The scene shattered.

They were somewhere else now — a dark room, close, intimate. Kael felt her breath like it was his own. Felt the echo of her loneliness burning through centuries.

Elira swayed.

"I didn't choose godhood," she murmured. "It chose me. And I hated how alone it was."

He reached for her.

Pulled her against him.

This wasn't flesh.

This was truth.

"I was angry at the world," Kael said, voice rough. "I thought I chose the serpent. I thought I chose war."

He pressed his forehead to hers.

"I chose you. Over and over. Even when I didn't remember why."

Her hands clenched in his armor.

The bond flared — not heat this time, but need. A deep, aching pull that begged for closeness, for grounding, for something solid enough to hold eternity.

Their mouths hovered a breath apart.

Elira's voice trembled. "If this keeps deepening…"

"I know," Kael said. "I feel it too."

Because he did.

Her fear of abandonment.

Her grief for what she'd lost.

Her dangerous, aching desire to be chosen not as a star…

…but as a woman.

He kissed her forehead instead.

A deliberate restraint.

A promise.

---

Kael jerked upright with a sharp inhale.

Elira did the same — gasping, clutching the front of his shirt.

For a long moment, neither spoke.

Then Elira whispered, "They're afraid of us."

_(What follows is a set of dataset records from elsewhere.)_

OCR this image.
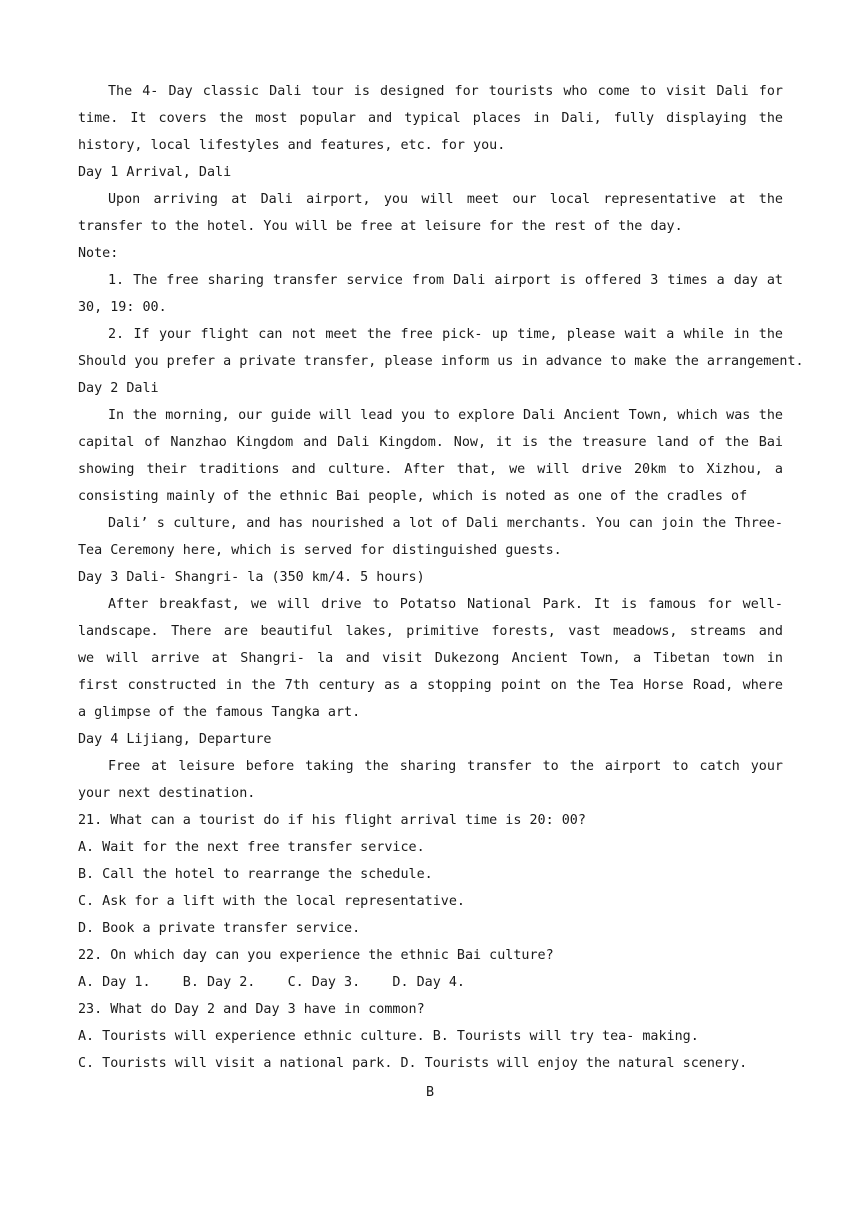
The 4- Day classic Dali tour is designed for tourists who come to visit Dali for
time. It covers the most popular and typical places in Dali, fully displaying the
history, local lifestyles and features, etc. for you.
Day 1 Arrival, Dali
Upon arriving at Dali airport, you will meet our local representative at the
transfer to the hotel. You will be free at leisure for the rest of the day.
Note:
1. The free sharing transfer service from Dali airport is offered 3 times a day at
30, 19: 00.
2. If your flight can not meet the free pick- up time, please wait a while in the
Should you prefer a private transfer, please inform us in advance to make the arrangement.
Day 2 Dali
In the morning, our guide will lead you to explore Dali Ancient Town, which was the
capital of Nanzhao Kingdom and Dali Kingdom. Now, it is the treasure land of the Bai
showing their traditions and culture. After that, we will drive 20km to Xizhou, a
consisting mainly of the ethnic Bai people, which is noted as one of the cradles of
Dali’ s culture, and has nourished a lot of Dali merchants. You can join the Three-
Tea Ceremony here, which is served for distinguished guests.
Day 3 Dali- Shangri- la (350 km/4. 5 hours)
After breakfast, we will drive to Potatso National Park. It is famous for well-
landscape. There are beautiful lakes, primitive forests, vast meadows, streams and
we will arrive at Shangri- la and visit Dukezong Ancient Town, a Tibetan town in
first constructed in the 7th century as a stopping point on the Tea Horse Road, where
a glimpse of the famous Tangka art.
Day 4 Lijiang, Departure
Free at leisure before taking the sharing transfer to the airport to catch your
your next destination.
21. What can a tourist do if his flight arrival time is 20: 00?
A. Wait for the next free transfer service.
B. Call the hotel to rearrange the schedule.
C. Ask for a lift with the local representative.
D. Book a private transfer service.
22. On which day can you experience the ethnic Bai culture?
A. Day 1.    B. Day 2.    C. Day 3.    D. Day 4.
23. What do Day 2 and Day 3 have in common?
A. Tourists will experience ethnic culture. B. Tourists will try tea- making.
C. Tourists will visit a national park. D. Tourists will enjoy the natural scenery.
B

Kael looked at the circlet on the table — now dark, inert.

"They should be."

She leaned into him, resting her head against his chest. He wrapped an arm around her automatically — protective, grounding.

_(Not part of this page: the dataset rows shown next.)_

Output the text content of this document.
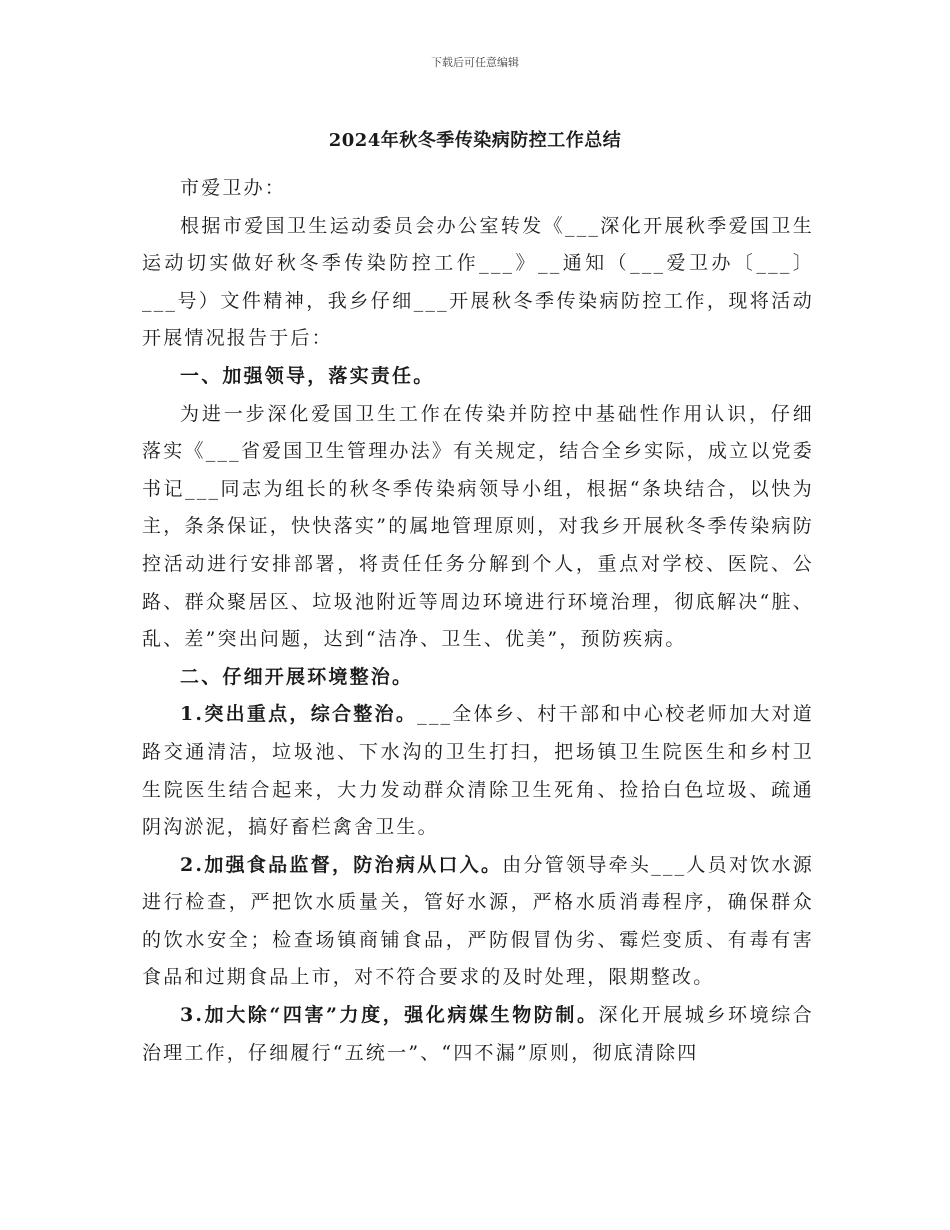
下载后可任意编辑
2024年秋冬季传染病防控工作总结

市爱卫办：

根据市爱国卫生运动委员会办公室转发《___深化开展秋季爱国卫生运动切实做好秋冬季传染防控工作___》__通知（___爱卫办〔___〕___号）文件精神，我乡仔细___开展秋冬季传染病防控工作，现将活动开展情况报告于后：

一、加强领导，落实责任。

为进一步深化爱国卫生工作在传染并防控中基础性作用认识，仔细落实《___省爱国卫生管理办法》有关规定，结合全乡实际，成立以党委书记___同志为组长的秋冬季传染病领导小组，根据“条块结合，以快为主，条条保证，快快落实”的属地管理原则，对我乡开展秋冬季传染病防控活动进行安排部署，将责任任务分解到个人，重点对学校、医院、公路、群众聚居区、垃圾池附近等周边环境进行环境治理，彻底解决“脏、乱、差”突出问题，达到“洁净、卫生、优美”，预防疾病。

二、仔细开展环境整治。

1.突出重点，综合整治。___全体乡、村干部和中心校老师加大对道路交通清洁，垃圾池、下水沟的卫生打扫，把场镇卫生院医生和乡村卫生院医生结合起来，大力发动群众清除卫生死角、捡拾白色垃圾、疏通阴沟淤泥，搞好畜栏禽舍卫生。

2.加强食品监督，防治病从口入。由分管领导牵头___人员对饮水源进行检查，严把饮水质量关，管好水源，严格水质消毒程序，确保群众的饮水安全；检查场镇商铺食品，严防假冒伪劣、霉烂变质、有毒有害食品和过期食品上市，对不符合要求的及时处理，限期整改。

3.加大除“四害”力度，强化病媒生物防制。深化开展城乡环境综合治理工作，仔细履行“五统一”、“四不漏”原则，彻底清除四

"We can't hide anymore," she said quietly.

"No," he agreed. "So we make the truth dangerous to ignore."

Outside the chamber, the fortress shifted — alliances forming, plots tightening, heaven listening.

Inside, two beings bound by memory, shadow, and starlight prepared to become something the world had no name for yet.

And when Elira closed her eyes again…

She dreamed.

Not of falling.

But of standing beside him — unafraid.